Games, puzzles, Legos, toy cars, action figures. What do they all have in common? If you said creativity, imagination, and smiling. I say, YES! But no, not in this situation. I am thinking of the storage and cleanup.
Home is our sanctuary. Our place to live, laugh, love, and play. With most of us home all day every day working hard not to lose patience while doing ALL THE THINGS, such as school lessons, creative activities, working from home on top of that all your typical day to day chores and activities. I want to share a few helpful game/ puzzle storage options to help with consolidating your space. I know in our home, and even though our kids are older, we have added new puzzles and games to our already extensive collection in the past several months.
Three things to consider if you are ready to revise your game/puzzles/Legos and more.
1. Do you want to store the items in one location, or would it serve the family better to have a few in a couple of places? For example, the family/adult board games are in the family room, but the games for elementary age kids are in the playroom?
2. What are you ready to pass along? Items that your kids/family have outgrown or haven’t played in several years is a great way to start.

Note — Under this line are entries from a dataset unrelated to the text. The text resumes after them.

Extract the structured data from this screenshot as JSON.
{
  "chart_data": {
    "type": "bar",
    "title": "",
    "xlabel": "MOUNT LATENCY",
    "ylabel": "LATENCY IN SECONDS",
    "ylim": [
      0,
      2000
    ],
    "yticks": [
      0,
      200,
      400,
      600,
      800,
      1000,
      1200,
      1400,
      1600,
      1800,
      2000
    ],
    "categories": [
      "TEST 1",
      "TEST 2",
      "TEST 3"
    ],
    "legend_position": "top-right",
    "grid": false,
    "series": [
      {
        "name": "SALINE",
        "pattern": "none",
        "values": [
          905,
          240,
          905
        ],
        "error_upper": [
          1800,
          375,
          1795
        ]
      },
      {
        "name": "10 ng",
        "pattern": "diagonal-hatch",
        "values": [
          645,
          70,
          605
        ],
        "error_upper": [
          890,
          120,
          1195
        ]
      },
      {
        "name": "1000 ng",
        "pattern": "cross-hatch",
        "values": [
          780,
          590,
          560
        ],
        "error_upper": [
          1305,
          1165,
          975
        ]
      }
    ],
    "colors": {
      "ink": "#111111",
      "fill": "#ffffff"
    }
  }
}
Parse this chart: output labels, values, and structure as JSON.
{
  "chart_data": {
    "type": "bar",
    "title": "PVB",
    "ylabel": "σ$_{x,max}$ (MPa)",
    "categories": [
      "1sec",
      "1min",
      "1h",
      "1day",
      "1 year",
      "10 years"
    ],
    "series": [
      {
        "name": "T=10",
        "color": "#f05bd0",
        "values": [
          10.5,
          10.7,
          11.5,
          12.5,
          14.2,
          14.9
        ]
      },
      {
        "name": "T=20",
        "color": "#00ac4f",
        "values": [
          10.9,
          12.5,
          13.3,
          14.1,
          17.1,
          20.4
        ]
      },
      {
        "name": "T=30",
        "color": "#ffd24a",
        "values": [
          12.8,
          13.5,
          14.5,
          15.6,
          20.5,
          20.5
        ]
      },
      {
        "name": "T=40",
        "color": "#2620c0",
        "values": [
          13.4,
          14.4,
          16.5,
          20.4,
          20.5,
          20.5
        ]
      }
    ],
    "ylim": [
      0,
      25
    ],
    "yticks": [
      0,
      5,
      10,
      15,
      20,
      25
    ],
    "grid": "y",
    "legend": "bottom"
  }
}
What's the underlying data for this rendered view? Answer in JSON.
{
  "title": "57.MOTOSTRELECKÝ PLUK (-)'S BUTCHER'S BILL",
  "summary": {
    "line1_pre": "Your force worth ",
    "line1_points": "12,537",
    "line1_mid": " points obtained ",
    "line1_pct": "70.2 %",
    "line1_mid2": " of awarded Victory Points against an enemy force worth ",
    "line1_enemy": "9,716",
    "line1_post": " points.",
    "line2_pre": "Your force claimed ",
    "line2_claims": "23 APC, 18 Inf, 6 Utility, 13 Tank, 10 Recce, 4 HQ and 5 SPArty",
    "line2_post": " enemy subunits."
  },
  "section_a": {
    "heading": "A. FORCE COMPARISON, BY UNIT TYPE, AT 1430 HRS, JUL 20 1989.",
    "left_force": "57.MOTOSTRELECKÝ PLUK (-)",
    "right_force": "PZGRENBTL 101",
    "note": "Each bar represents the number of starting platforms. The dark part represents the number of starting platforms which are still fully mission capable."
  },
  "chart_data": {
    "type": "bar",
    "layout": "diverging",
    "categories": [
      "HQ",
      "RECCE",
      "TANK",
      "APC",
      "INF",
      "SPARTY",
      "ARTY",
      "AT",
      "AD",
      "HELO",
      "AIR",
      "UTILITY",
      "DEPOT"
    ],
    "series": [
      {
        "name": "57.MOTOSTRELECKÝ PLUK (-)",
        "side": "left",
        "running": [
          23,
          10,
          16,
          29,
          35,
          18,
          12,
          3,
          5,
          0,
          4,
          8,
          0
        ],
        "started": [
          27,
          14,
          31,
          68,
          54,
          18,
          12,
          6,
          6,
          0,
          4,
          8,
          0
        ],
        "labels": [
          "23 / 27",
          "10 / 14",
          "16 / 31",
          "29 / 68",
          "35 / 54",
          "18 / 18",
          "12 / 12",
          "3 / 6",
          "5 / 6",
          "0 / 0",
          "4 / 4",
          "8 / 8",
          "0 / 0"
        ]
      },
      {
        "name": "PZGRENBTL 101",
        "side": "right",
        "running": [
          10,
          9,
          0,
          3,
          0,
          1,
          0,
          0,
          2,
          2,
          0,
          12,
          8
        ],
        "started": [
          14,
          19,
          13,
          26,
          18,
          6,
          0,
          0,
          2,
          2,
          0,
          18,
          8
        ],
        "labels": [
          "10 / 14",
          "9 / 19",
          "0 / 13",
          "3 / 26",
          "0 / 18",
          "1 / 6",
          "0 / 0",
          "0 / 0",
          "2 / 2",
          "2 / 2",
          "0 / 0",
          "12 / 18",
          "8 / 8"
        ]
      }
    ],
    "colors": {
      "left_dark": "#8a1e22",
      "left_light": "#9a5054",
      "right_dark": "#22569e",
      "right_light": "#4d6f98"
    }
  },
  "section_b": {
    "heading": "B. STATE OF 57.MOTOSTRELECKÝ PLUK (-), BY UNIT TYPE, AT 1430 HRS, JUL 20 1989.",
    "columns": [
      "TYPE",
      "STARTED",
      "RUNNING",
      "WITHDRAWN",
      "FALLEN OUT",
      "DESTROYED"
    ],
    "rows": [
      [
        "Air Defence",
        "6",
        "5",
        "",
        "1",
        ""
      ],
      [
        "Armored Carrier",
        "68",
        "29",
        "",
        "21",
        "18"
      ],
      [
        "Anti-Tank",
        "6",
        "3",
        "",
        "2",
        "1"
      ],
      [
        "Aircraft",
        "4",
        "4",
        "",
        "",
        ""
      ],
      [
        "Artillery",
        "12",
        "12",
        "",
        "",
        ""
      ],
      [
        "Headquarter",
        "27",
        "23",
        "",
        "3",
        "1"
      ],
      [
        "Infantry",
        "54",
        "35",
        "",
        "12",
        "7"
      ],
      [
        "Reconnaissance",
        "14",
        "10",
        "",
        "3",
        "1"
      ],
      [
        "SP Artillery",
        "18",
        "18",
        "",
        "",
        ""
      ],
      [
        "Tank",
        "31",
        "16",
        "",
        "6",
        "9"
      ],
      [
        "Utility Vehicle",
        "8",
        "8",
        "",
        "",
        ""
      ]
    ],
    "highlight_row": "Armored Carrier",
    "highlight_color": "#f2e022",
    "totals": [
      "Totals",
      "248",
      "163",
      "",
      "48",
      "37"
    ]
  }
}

3. Are the items in a location that works for the family members that are using it? For example, how will a 4-year-old get to their puzzles if they are stored on the top shelf of a closet?
There are two storage solutions that I want to share.
1. Vertical storage- turn items that are in a box on its side, with them all facing the same direction. It will look like the spines of books. I love it. You can put them by size or in alphabetical order. Find what works for you. Are you wondering if the boxes will fall open? Only when the corners are damaged. If so, add a broad rubber band around the box. There will be no more boxes slipping and sliding when you reach for the game you want. YES!
2. Zipper pouch bags – The new system in our house and I love it—the game-changer, the space saver, the what in the world really system. Get rid of the boxes! Yes, I said it, get rid of the boxes. These pouches come in a variety of sizes. It allows you to eliminate the box. It takes up less space, and cleans up is quick and easy—less space when storing it on a shelf, in a basket, or a drawer. We keep ours in baskets—puzzles in one and games in the others.
These options work for games, puzzles, and a variety of other toys and crafts. But if you are looking for a more traditional storage solution, baskets are a great organizing tool for kids loose toys like action figures, Legos, and toy cars. Clear plastic containment with lids will let you stack them on shelves. An essential step is adding labels to aid in cleanup and getting items returned to its designated location. If you have little ones in your home, photo labels work great. Take a picture of the items in the tub/ basket and print the picture to add to the front of the container or consider both the picture and word. Bonus, your children will associate the word with the picture. Boom, early reading skills in the process.
“Clean up, Clean up everybody everywhere. Clean up. Clean up. Don’t forget your underwear.” I know that is not the right words, but that’s what our boys would say. So, it caught on and still rings true today. Nobody wants to find underwear lying around.
Something I often get asked when working in a home with kids is, “how do you get kids to clean up when playtime is over.” It must become part of their/ your routine. Another saying in our home was, “part of playing is cleaning up!” Yes, with crafting, creating, cooking, and so much more. So, that maybe something you need to make part of your routine as well. I don’t want to be too preachy, but your kids are watching, always watching. They will mimic what you do, so if you are not taking that extra time to clean up and tidy, they will not see the value in the cleanup process.